By the Court. — Order reversed, and cause remanded with directions to vacate the order appealed from.
The following memorandum was filed February 20, 1948:
The court has carefully reviewed the contentions made upon this motion for rehearing by defendant and adheres to its views as expressed in the opinion. This memorandum is filed because one of the paragraphs in the opinion is apparently subject to misunderstanding. The opinion contains the following statement ( ante, p. 648):
"Plaintiffs assert that even though there is no property in the state a cause of action arose in the state; that this sufficiently appears from the complaint and under sec. 262.12, Stats., publication may be had either where defendant has property within the state or where the cause of action arose therein. This implies that if the cause of action arose within the state it is unnecessary to allege that the defendant has property within the state and that neither under Pennoyer v. Neff, 95 U.S. 714, 24 L.Ed. 565, nor State ex rel. Ralph Lumber Co., supra, is the allegation required. For reasons hereinafter appearing we shall not discuss this point and simply cite in connection with it the following two cases: Witt v. Meyer, 69 Wis. 595, 35 N.W. 25; Disconto Gesellschaft v. Umbreit, 127 Wis. 651, 106 N.W. 821."

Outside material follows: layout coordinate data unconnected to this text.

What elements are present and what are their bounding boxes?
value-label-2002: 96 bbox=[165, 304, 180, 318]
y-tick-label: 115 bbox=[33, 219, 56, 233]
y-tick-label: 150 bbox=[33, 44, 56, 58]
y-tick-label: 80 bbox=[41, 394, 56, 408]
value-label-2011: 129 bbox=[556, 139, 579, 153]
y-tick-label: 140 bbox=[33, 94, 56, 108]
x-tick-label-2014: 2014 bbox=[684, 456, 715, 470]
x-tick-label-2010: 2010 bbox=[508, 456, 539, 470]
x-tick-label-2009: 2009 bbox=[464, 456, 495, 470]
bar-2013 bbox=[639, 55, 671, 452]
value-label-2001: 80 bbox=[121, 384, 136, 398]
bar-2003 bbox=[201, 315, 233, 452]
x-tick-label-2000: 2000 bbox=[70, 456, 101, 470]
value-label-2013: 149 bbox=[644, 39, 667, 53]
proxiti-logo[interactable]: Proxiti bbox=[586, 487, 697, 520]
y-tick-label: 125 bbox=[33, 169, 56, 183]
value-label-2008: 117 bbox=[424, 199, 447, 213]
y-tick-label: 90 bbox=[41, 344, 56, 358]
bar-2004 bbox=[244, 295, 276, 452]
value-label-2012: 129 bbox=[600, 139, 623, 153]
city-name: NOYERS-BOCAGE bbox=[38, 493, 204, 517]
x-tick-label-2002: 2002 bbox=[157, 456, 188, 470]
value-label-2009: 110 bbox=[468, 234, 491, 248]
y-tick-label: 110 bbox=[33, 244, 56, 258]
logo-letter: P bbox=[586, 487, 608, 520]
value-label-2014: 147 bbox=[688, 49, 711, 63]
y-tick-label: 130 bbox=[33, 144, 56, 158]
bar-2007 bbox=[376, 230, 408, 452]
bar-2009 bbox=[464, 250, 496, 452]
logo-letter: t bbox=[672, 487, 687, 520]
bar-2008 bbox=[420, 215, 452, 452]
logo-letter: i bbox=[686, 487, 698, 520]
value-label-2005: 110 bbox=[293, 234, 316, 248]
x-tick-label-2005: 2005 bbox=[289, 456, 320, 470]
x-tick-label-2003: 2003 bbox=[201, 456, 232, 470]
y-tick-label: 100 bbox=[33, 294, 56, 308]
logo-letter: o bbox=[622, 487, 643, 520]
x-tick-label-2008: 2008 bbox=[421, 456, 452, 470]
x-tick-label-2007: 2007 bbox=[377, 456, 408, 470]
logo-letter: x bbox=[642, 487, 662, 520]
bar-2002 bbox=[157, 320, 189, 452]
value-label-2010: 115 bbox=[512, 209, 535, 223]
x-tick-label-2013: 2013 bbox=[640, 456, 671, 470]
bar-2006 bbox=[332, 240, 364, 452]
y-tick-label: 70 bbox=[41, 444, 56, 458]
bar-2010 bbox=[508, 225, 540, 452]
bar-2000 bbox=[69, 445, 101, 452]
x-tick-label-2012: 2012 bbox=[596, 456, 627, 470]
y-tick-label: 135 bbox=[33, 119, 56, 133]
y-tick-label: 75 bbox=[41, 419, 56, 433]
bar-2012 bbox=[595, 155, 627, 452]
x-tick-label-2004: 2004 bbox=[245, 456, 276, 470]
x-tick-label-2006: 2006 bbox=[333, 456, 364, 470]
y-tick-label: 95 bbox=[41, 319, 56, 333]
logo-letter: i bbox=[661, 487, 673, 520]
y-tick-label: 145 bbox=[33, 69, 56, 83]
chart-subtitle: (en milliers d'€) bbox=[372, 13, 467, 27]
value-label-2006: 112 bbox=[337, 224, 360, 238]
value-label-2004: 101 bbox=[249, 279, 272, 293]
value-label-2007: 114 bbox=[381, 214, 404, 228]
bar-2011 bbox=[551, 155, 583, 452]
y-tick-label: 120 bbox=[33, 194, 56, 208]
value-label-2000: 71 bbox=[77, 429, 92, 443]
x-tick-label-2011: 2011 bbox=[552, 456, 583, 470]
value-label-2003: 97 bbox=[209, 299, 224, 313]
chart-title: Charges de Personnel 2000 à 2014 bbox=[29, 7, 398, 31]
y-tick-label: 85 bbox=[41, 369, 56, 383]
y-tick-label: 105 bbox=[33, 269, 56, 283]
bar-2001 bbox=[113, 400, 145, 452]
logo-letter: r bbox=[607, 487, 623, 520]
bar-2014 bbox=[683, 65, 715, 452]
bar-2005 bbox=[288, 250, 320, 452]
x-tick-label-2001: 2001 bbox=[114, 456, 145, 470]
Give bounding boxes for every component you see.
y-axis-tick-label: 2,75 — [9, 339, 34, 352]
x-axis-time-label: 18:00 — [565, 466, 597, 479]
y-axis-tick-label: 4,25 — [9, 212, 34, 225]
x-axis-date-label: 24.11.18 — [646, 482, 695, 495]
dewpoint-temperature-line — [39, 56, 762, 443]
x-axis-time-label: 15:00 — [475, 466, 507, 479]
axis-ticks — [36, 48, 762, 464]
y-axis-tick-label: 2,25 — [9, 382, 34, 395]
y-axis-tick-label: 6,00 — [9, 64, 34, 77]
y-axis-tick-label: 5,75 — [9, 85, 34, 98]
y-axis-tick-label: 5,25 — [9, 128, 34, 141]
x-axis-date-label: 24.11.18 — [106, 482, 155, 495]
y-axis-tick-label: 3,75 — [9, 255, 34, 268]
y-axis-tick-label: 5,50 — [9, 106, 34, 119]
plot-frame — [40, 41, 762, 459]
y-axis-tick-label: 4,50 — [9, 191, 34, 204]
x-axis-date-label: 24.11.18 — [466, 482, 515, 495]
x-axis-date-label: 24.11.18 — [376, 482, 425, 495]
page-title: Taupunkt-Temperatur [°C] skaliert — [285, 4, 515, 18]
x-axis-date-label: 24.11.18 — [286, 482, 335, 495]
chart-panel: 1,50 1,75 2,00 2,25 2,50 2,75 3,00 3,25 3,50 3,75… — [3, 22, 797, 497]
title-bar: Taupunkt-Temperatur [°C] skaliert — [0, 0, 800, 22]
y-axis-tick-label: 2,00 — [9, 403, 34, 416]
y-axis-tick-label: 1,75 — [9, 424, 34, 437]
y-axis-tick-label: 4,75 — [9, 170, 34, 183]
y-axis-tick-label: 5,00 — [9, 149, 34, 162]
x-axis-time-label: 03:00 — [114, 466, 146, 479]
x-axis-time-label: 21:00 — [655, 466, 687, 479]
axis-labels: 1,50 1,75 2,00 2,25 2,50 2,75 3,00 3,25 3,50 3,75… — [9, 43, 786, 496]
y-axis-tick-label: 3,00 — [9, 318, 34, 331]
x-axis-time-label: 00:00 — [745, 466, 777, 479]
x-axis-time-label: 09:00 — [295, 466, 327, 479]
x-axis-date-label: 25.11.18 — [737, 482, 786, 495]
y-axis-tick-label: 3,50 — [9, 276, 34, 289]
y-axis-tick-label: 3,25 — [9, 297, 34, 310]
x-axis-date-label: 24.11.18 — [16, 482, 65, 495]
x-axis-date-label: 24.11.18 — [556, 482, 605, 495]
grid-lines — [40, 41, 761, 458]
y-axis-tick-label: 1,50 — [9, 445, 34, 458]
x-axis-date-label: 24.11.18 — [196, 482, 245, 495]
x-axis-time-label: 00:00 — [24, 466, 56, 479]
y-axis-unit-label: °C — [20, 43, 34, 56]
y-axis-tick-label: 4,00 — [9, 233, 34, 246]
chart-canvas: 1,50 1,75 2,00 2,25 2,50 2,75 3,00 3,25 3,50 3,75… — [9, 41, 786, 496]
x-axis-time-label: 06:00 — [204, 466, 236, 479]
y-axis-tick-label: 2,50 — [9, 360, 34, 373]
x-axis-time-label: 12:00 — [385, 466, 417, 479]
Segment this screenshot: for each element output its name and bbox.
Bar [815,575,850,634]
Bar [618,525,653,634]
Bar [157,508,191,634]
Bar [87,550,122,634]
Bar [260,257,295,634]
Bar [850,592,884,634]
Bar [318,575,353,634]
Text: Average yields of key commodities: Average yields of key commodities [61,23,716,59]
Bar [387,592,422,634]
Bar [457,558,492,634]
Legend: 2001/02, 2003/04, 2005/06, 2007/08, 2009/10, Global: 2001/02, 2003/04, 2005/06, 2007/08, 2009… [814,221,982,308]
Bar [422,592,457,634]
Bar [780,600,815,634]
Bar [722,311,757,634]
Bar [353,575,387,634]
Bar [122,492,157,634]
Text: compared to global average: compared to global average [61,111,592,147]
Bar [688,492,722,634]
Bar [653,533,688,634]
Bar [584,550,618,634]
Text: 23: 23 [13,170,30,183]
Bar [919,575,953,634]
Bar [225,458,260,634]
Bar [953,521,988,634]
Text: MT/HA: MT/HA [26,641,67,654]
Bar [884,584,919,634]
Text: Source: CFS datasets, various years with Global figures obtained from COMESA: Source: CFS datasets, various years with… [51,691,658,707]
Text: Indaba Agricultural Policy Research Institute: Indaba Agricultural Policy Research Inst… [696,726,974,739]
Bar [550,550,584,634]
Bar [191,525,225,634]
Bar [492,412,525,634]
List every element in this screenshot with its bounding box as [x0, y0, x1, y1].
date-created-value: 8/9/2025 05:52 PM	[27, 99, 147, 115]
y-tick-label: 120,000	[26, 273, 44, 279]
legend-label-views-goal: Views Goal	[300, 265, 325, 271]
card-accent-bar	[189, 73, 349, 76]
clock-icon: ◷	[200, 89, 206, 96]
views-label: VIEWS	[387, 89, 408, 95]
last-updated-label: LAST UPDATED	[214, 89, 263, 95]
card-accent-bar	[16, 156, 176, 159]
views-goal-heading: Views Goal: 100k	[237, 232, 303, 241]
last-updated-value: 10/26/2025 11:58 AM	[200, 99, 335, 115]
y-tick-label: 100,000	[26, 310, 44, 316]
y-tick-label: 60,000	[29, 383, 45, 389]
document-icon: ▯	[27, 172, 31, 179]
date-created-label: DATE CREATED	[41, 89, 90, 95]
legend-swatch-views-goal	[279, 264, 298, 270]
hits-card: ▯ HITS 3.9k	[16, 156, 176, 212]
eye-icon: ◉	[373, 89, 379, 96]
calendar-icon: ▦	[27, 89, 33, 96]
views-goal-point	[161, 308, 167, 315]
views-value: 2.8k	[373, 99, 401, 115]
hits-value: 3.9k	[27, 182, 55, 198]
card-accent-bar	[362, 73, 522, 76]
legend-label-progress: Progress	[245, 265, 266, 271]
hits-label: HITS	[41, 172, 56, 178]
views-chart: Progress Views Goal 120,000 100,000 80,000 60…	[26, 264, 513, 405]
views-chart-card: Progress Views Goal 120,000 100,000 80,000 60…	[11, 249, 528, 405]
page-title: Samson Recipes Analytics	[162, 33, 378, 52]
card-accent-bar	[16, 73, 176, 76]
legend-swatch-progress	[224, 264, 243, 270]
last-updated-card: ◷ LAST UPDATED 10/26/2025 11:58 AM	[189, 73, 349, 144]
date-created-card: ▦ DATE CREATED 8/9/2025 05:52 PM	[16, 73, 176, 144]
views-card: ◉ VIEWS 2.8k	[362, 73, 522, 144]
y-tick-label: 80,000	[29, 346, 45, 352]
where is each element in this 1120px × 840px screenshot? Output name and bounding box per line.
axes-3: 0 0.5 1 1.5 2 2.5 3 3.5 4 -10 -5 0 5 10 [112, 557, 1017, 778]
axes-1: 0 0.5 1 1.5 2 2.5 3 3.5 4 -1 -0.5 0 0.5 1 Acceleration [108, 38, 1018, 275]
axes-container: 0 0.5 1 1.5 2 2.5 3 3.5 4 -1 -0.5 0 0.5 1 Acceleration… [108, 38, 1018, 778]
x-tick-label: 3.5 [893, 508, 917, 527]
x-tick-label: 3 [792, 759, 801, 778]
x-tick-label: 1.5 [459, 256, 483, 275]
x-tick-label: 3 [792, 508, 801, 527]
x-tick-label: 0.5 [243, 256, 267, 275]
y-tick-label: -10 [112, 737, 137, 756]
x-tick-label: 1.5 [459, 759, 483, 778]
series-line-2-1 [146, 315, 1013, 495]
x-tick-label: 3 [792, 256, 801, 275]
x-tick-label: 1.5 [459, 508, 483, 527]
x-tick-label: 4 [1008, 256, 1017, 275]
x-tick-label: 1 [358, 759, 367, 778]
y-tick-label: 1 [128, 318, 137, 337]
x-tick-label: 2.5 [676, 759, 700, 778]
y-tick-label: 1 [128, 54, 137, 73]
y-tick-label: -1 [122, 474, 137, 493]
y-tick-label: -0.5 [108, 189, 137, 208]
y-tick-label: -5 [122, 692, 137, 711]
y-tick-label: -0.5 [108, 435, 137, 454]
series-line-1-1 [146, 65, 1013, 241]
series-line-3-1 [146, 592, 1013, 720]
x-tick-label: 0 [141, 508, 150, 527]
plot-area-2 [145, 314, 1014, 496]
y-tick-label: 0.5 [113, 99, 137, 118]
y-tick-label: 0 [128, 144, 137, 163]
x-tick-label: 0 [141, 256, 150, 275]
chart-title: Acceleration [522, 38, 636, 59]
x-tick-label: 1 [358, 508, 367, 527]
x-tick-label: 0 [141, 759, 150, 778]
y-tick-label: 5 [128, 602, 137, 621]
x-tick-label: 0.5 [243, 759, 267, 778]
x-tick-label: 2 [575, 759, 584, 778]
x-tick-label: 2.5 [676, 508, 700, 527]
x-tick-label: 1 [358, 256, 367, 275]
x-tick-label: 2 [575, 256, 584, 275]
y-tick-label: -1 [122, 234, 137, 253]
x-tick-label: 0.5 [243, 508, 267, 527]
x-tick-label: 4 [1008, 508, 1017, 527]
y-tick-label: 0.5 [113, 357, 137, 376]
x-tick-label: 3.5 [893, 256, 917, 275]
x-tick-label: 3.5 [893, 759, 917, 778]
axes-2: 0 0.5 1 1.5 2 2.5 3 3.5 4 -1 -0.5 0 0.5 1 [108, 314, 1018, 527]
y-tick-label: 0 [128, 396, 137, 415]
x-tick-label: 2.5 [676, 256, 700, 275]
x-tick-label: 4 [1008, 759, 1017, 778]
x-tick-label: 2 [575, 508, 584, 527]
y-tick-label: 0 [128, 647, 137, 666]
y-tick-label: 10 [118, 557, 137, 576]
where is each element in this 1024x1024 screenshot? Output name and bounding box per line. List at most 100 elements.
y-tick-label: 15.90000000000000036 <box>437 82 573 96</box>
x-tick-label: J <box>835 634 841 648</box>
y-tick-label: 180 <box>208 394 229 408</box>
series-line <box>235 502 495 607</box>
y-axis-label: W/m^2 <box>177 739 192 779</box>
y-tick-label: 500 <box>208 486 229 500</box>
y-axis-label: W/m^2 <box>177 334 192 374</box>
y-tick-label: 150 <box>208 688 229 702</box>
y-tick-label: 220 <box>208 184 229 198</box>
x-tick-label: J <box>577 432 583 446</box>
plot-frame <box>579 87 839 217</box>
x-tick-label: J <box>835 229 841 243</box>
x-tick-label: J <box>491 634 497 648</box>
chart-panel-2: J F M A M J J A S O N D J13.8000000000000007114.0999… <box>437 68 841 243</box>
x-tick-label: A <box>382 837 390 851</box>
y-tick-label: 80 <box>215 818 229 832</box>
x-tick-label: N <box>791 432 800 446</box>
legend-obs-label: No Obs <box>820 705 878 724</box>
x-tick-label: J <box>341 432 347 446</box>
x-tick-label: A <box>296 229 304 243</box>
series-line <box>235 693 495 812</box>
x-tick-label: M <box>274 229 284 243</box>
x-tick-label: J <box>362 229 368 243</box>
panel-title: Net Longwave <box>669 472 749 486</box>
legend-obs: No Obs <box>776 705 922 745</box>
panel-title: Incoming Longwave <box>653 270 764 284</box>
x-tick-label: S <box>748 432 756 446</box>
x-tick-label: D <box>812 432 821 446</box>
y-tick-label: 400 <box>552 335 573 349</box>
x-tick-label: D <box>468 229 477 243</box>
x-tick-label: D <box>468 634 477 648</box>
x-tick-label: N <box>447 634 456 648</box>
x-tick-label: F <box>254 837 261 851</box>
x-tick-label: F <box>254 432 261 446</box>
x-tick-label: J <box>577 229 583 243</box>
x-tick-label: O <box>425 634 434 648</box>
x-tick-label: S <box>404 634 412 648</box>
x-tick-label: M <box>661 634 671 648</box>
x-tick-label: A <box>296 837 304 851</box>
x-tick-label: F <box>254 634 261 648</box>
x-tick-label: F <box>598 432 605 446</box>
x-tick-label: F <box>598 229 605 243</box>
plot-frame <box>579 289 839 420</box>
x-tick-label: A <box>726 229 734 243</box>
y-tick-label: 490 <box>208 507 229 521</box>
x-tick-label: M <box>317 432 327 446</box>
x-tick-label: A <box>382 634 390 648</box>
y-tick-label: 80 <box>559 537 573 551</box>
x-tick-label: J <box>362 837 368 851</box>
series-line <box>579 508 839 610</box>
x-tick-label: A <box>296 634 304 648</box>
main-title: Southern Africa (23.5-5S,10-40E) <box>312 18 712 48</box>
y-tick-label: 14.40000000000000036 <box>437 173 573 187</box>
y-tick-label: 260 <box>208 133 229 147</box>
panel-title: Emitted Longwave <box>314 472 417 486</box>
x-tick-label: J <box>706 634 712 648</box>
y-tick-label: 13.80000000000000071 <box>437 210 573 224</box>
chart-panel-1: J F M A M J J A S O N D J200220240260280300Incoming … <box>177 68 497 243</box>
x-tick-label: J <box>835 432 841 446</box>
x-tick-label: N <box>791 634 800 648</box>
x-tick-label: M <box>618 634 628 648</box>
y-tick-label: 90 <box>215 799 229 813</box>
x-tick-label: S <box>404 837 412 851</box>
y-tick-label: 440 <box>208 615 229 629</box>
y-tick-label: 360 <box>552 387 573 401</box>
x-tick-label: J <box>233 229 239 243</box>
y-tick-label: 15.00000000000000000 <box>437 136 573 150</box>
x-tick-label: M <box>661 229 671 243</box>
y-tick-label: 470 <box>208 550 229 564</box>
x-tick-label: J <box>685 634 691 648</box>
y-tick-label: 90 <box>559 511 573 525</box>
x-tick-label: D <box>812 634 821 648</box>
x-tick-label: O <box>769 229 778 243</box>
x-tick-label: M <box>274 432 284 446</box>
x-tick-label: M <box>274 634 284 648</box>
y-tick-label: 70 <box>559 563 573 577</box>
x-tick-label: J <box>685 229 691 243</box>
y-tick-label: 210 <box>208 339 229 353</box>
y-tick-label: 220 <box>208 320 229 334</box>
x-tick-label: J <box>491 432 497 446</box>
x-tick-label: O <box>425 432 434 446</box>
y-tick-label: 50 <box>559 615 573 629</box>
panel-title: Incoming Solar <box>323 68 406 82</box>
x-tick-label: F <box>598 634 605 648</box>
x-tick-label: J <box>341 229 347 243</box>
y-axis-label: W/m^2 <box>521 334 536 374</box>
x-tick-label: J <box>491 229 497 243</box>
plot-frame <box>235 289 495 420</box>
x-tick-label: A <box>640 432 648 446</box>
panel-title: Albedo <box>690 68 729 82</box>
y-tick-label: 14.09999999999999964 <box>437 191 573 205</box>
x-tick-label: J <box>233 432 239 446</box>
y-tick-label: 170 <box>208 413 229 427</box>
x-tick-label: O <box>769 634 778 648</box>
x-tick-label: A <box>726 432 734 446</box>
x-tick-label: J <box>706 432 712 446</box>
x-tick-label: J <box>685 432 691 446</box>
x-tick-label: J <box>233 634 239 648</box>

The writer accepts full responsibility for the form in which this paragraph is cast and recognizes that it may be misleading. The paragraph was intended to state plaintiffs' position that under sec. 262.12, Stats., a publication may be had where the cause of action arose within the state although defendants had no property here and that the court found no occasion to rule upon the contention. Attention was called to the Witt and Disconto Gesellschaft Cases because they were not cited in plaintiffs' brief and as defendants properly point out are apparently contrary to plaintiffs' position. The paragraph evidently created the impression that the court considered that the cases supported plaintiffs' contention.
By the Court. — Motion for rehearing denied with $25 costs.